Some very famous actresses, including Gwyneth Paltrow and Angelina Joli have come forward and accused Weinstein of sexual harassment (which he hasn’t denied, he’s only denied accusations of rape), and it seems that he’s been a prolific offender over the last three decades: The New York Times reported last week that the media mogul was a serial sex pest who had, before recent allegations came to light, reached at least eight legal settlements with women over the past three decades.
Rebecca Traister noted in the New York magazine that she witnessed Weinstein’s abusive behaviour first-hand in 2000, when she got into a row with him, and he proceeded to punch her boyfriend when he intervened, and yet, despite dozens of camera shots, the event never made the news, showing his enormous influence to shut down bad news at that time.

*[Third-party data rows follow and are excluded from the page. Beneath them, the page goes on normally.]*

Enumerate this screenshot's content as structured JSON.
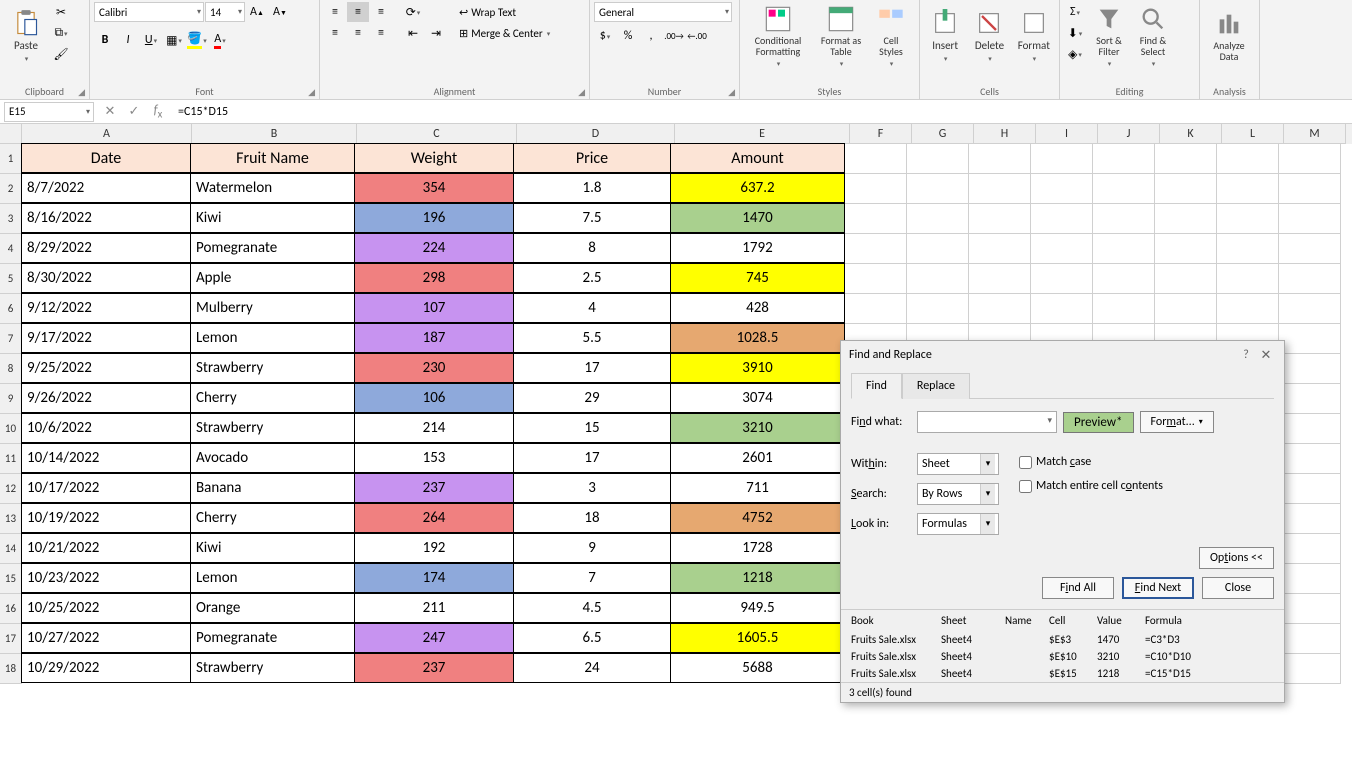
{
  "ribbon": {
    "clipboard": {
      "label": "Clipboard",
      "paste": "Paste"
    },
    "font": {
      "label": "Font",
      "name": "Calibri",
      "size": "14"
    },
    "alignment": {
      "label": "Alignment",
      "wrap": "Wrap Text",
      "merge": "Merge & Center"
    },
    "number": {
      "label": "Number",
      "format": "General"
    },
    "styles": {
      "label": "Styles",
      "conditional": "Conditional Formatting",
      "formatas": "Format as Table",
      "cell": "Cell Styles"
    },
    "cells": {
      "label": "Cells",
      "insert": "Insert",
      "delete": "Delete",
      "format": "Format"
    },
    "editing": {
      "label": "Editing",
      "sort": "Sort & Filter",
      "find": "Find & Select"
    },
    "analysis": {
      "label": "Analysis",
      "analyze": "Analyze Data"
    }
  },
  "formula_bar": {
    "name_box": "E15",
    "formula": "=C15*D15"
  },
  "columns": [
    "A",
    "B",
    "C",
    "D",
    "E",
    "F",
    "G",
    "H",
    "I",
    "J",
    "K",
    "L",
    "M"
  ],
  "col_widths_data": [
    170,
    165,
    160,
    158,
    175
  ],
  "empty_col_width": 62,
  "headers": [
    "Date",
    "Fruit Name",
    "Weight",
    "Price",
    "Amount"
  ],
  "rows": [
    {
      "r": 2,
      "date": "8/7/2022",
      "fruit": "Watermelon",
      "w": "354",
      "wc": "c-red",
      "p": "1.8",
      "a": "637.2",
      "ac": "c-yellow"
    },
    {
      "r": 3,
      "date": "8/16/2022",
      "fruit": "Kiwi",
      "w": "196",
      "wc": "c-blue",
      "p": "7.5",
      "a": "1470",
      "ac": "c-green"
    },
    {
      "r": 4,
      "date": "8/29/2022",
      "fruit": "Pomegranate",
      "w": "224",
      "wc": "c-purple",
      "p": "8",
      "a": "1792",
      "ac": ""
    },
    {
      "r": 5,
      "date": "8/30/2022",
      "fruit": "Apple",
      "w": "298",
      "wc": "c-red",
      "p": "2.5",
      "a": "745",
      "ac": "c-yellow"
    },
    {
      "r": 6,
      "date": "9/12/2022",
      "fruit": "Mulberry",
      "w": "107",
      "wc": "c-purple",
      "p": "4",
      "a": "428",
      "ac": ""
    },
    {
      "r": 7,
      "date": "9/17/2022",
      "fruit": "Lemon",
      "w": "187",
      "wc": "c-purple",
      "p": "5.5",
      "a": "1028.5",
      "ac": "c-orange"
    },
    {
      "r": 8,
      "date": "9/25/2022",
      "fruit": "Strawberry",
      "w": "230",
      "wc": "c-red",
      "p": "17",
      "a": "3910",
      "ac": "c-yellow"
    },
    {
      "r": 9,
      "date": "9/26/2022",
      "fruit": "Cherry",
      "w": "106",
      "wc": "c-blue",
      "p": "29",
      "a": "3074",
      "ac": ""
    },
    {
      "r": 10,
      "date": "10/6/2022",
      "fruit": "Strawberry",
      "w": "214",
      "wc": "",
      "p": "15",
      "a": "3210",
      "ac": "c-green"
    },
    {
      "r": 11,
      "date": "10/14/2022",
      "fruit": "Avocado",
      "w": "153",
      "wc": "",
      "p": "17",
      "a": "2601",
      "ac": ""
    },
    {
      "r": 12,
      "date": "10/17/2022",
      "fruit": "Banana",
      "w": "237",
      "wc": "c-purple",
      "p": "3",
      "a": "711",
      "ac": ""
    },
    {
      "r": 13,
      "date": "10/19/2022",
      "fruit": "Cherry",
      "w": "264",
      "wc": "c-red",
      "p": "18",
      "a": "4752",
      "ac": "c-orange"
    },
    {
      "r": 14,
      "date": "10/21/2022",
      "fruit": "Kiwi",
      "w": "192",
      "wc": "",
      "p": "9",
      "a": "1728",
      "ac": ""
    },
    {
      "r": 15,
      "date": "10/23/2022",
      "fruit": "Lemon",
      "w": "174",
      "wc": "c-blue",
      "p": "7",
      "a": "1218",
      "ac": "c-green"
    },
    {
      "r": 16,
      "date": "10/25/2022",
      "fruit": "Orange",
      "w": "211",
      "wc": "",
      "p": "4.5",
      "a": "949.5",
      "ac": ""
    },
    {
      "r": 17,
      "date": "10/27/2022",
      "fruit": "Pomegranate",
      "w": "247",
      "wc": "c-purple",
      "p": "6.5",
      "a": "1605.5",
      "ac": "c-yellow"
    },
    {
      "r": 18,
      "date": "10/29/2022",
      "fruit": "Strawberry",
      "w": "237",
      "wc": "c-red",
      "p": "24",
      "a": "5688",
      "ac": ""
    }
  ],
  "row_height_header": 30,
  "row_height_data": 30,
  "dialog": {
    "title": "Find and Replace",
    "tabs": {
      "find": "Find",
      "replace": "Replace"
    },
    "find_what": "Find what:",
    "preview": "Preview*",
    "format_btn": "Format...",
    "within": {
      "label": "Within:",
      "value": "Sheet"
    },
    "search": {
      "label": "Search:",
      "value": "By Rows"
    },
    "lookin": {
      "label": "Look in:",
      "value": "Formulas"
    },
    "match_case": "Match case",
    "match_contents": "Match entire cell contents",
    "options": "Options <<",
    "find_all": "Find All",
    "find_next": "Find Next",
    "close": "Close",
    "cols": {
      "book": "Book",
      "sheet": "Sheet",
      "name": "Name",
      "cell": "Cell",
      "value": "Value",
      "formula": "Formula"
    },
    "results": [
      {
        "book": "Fruits Sale.xlsx",
        "sheet": "Sheet4",
        "name": "",
        "cell": "$E$3",
        "value": "1470",
        "formula": "=C3*D3"
      },
      {
        "book": "Fruits Sale.xlsx",
        "sheet": "Sheet4",
        "name": "",
        "cell": "$E$10",
        "value": "3210",
        "formula": "=C10*D10"
      },
      {
        "book": "Fruits Sale.xlsx",
        "sheet": "Sheet4",
        "name": "",
        "cell": "$E$15",
        "value": "1218",
        "formula": "=C15*D15"
      }
    ],
    "status": "3 cell(s) found"
  }
}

Writing in The Times, Hugo Rifkind, suggested that the eruption of the Harvey Weinstein scanadal is a symptom of a changing world and evolving attitudes.
However, maybe a more realistic interpretation of events comes from Lee Smith, writing in the Weekly Standard – he argues that this has nothing to do with ‘raised consciousness’. The reason this story has come out now is because Weinstein’s power is on the wane. Both his political support (he was a major democratic fundraiser) and the media model that protected him previously is collapsing: there was a time when his company, Miramax, used to buy the movie rights to every big story published in New York’s magazines. But the collapse of print advertising means few magazines can now pay for the kind of journalism that translates into screenplays, so they have no reason to keep him onside.